In any setting which finds bureaucracy governing matters of morality and thought, as when there is no boundary between church and state, the two become indistinguishable. The “double-wings” which provide “in-exhaustible life” in Marx's metaphoric treatment of the Prussian eagle, did so on the strength and sweat of a severely disenfranchised population, and did so for the advancement of hostile, alienating forces. If the premise of Christianity is that God is in control, how else could a mind like Marx interpret the world he saw? When he writes “One third of the nation has no land for its subsistence...[with] another third in decline” his complaint would fall silent on the ears of God and Holy Roman Emperor alike. In his view, the failure of the one through centuries implies, if not guarantees, the failure of the temporal models of the other, which predicate themselves upon theology.

When Marx describes Prussian Consistorial Councilors as having “imaginary blanks checks, drawn on God, the Father, and the Company,” it is not difficult to see how he draws the line from “justification of slavery in antiquity,” through the “[glorification] of medieval serfdom” to the “defense of oppression of the proletariat” in his own time. While for many historians, the past is a long and intricate series of battles, intrigues, and expeditions, Marx took the furthest step back and painted the last few thousand years with the broad stroke of admonition, for both the takers who thrived on the broken backs of the poor, and for the sublimated minds of the chattel which whinnied on, generation after generation, toting the cannibal dwarves on their giant shoulders.
Marx observes what, in his view, represents the greatest human tragedy perpetuated by the cruelest of schizophrenic rationalizations: that this servitude of dehumanizing guilt and blatant exploitation is eternally imposed upon this race of men as either “just punishment or suffering for the redeemed.” Marx is often treated by critics as a proponent of violence, which is a distinction often used to mark the disparity between the messages of Martin Luther King and Malcolm X in the American rights movement era.

This characterization fails to objectively acknowledge the urgency and sincerity of Marx's perspective.

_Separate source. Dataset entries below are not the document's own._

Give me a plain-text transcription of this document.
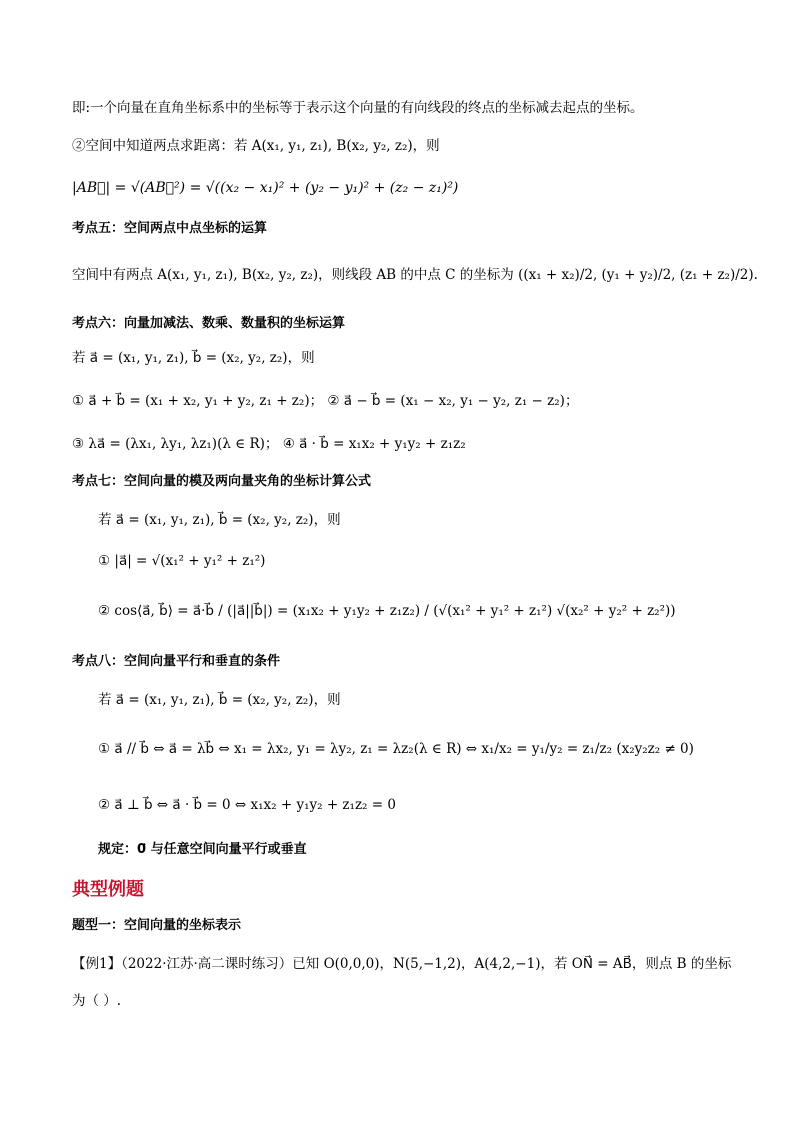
即:一个向量在直角坐标系中的坐标等于表示这个向量的有向线段的终点的坐标减去起点的坐标。
②空间中知道两点求距离：若 A(x₁, y₁, z₁), B(x₂, y₂, z₂)，则
|AB⃗| = √(AB⃗²) = √((x₂ − x₁)² + (y₂ − y₁)² + (z₂ − z₁)²)
考点五：空间两点中点坐标的运算
空间中有两点 A(x₁, y₁, z₁), B(x₂, y₂, z₂)，则线段 AB 的中点 C 的坐标为 ((x₁ + x₂)/2, (y₁ + y₂)/2, (z₁ + z₂)/2).
考点六：向量加减法、数乘、数量积的坐标运算
若 a⃗ = (x₁, y₁, z₁), b⃗ = (x₂, y₂, z₂)，则
① a⃗ + b⃗ = (x₁ + x₂, y₁ + y₂, z₁ + z₂)； ② a⃗ − b⃗ = (x₁ − x₂, y₁ − y₂, z₁ − z₂)；
③ λa⃗ = (λx₁, λy₁, λz₁)(λ ∈ R)； ④ a⃗ · b⃗ = x₁x₂ + y₁y₂ + z₁z₂
考点七：空间向量的模及两向量夹角的坐标计算公式
若 a⃗ = (x₁, y₁, z₁), b⃗ = (x₂, y₂, z₂)，则
① |a⃗| = √(x₁² + y₁² + z₁²)
② cos⟨a⃗, b⃗⟩ = a⃗·b⃗ / (|a⃗||b⃗|) = (x₁x₂ + y₁y₂ + z₁z₂) / (√(x₁² + y₁² + z₁²) √(x₂² + y₂² + z₂²))
考点八：空间向量平行和垂直的条件
若 a⃗ = (x₁, y₁, z₁), b⃗ = (x₂, y₂, z₂)，则
① a⃗ // b⃗ ⇔ a⃗ = λb⃗ ⇔ x₁ = λx₂, y₁ = λy₂, z₁ = λz₂(λ ∈ R) ⇔ x₁/x₂ = y₁/y₂ = z₁/z₂ (x₂y₂z₂ ≠ 0)
② a⃗ ⊥ b⃗ ⇔ a⃗ · b⃗ = 0 ⇔ x₁x₂ + y₁y₂ + z₁z₂ = 0
规定：0⃗ 与任意空间向量平行或垂直
典型例题
题型一：空间向量的坐标表示
【例1】（2022·江苏·高二课时练习）已知 O(0,0,0)，N(5,−1,2)，A(4,2,−1)，若 ON⃗ = AB⃗，则点 B 的坐标
为（ ）.
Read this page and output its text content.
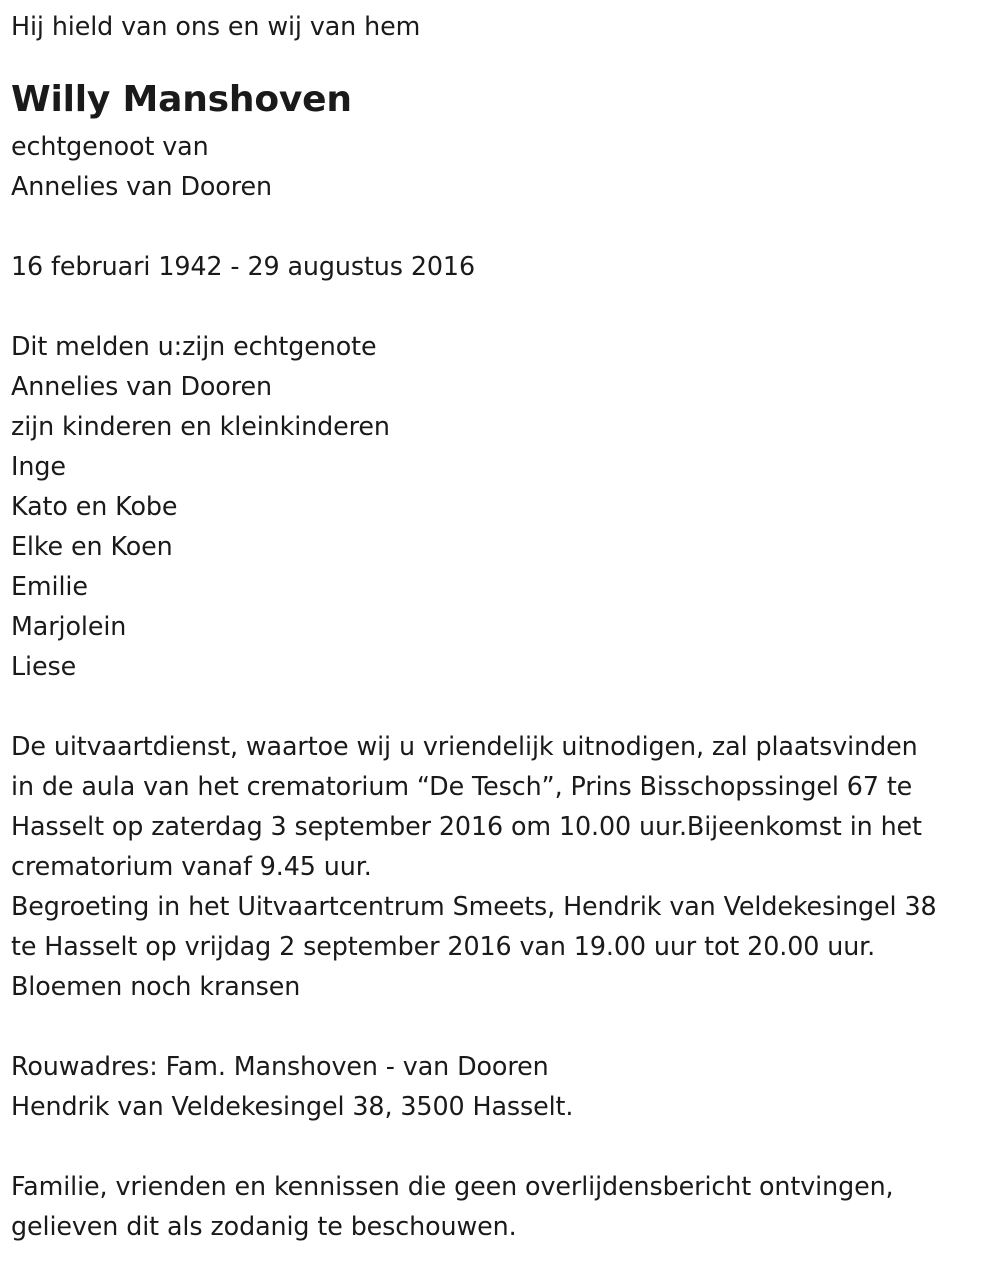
Hij hield van ons en wij van hem

Willy Manshoven

echtgenoot van

Annelies van Dooren

16 februari 1942 - 29 augustus 2016

Dit melden u:zijn echtgenote

Annelies van Dooren

zijn kinderen en kleinkinderen

Inge

Kato en Kobe

Elke en Koen

Emilie

Marjolein

Liese

De uitvaartdienst, waartoe wij u vriendelijk uitnodigen, zal plaatsvinden

in de aula van het crematorium “De Tesch”, Prins Bisschopssingel 67 te

Hasselt op zaterdag 3 september 2016 om 10.00 uur.Bijeenkomst in het

crematorium vanaf 9.45 uur.

Begroeting in het Uitvaartcentrum Smeets, Hendrik van Veldekesingel 38

te Hasselt op vrijdag 2 september 2016 van 19.00 uur tot 20.00 uur.

Bloemen noch kransen

Rouwadres: Fam. Manshoven - van Dooren

Hendrik van Veldekesingel 38, 3500 Hasselt.

Familie, vrienden en kennissen die geen overlijdensbericht ontvingen,

gelieven dit als zodanig te beschouwen.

His was not the world of idle philosophical musings in suburban comfort. That Prussian Eagle would ultimately become a casualty of ideological world war between well entrenched members of an inbred family of divine right rulers operating and expanding in tandem with their faith traditions. Soldiers were followed by missionaries or sects of dissident refugees, who, in turn, were followed by new governments, rapidly modernizing security forces, producing new soldiers, from which inevitably proceeded more refugees, dissidents, and always, new governments.

Everywhere in 19th century Europe, the erased identity was a common theme. Entire cultures were weighed against bullets and gravestones. And all the while, soft voices whispered, “relax, everything is under control, there is a plan, His plan.” What even Marx struggled to articulate was that ALL humans are bound by their own imperative, either to resist or be subdued. Slavery is a condition of the mind, and not of the shackle or whip. To turn the other cheek enough times, as Ghandi famously did, in Marx's view was to effectively teach the abuser that one condones the abuse.

While Absolutists may defer to Gandhi's example, Marx addresses the much more typical result, with which he equates the outcome of the whole Christian experiment: a world in which humanity is defined by “cowardice, self-contempt, abasement, and submission.” Where the faithful are content to ask only for their daily bread, Marx places greater value on “self-respect, pride, and a sense of independence.” With this principle, even the staunchest of cold-war hawks and apocalyptic evangelists might have found common ground in the age of democratization and Manifest Destiny.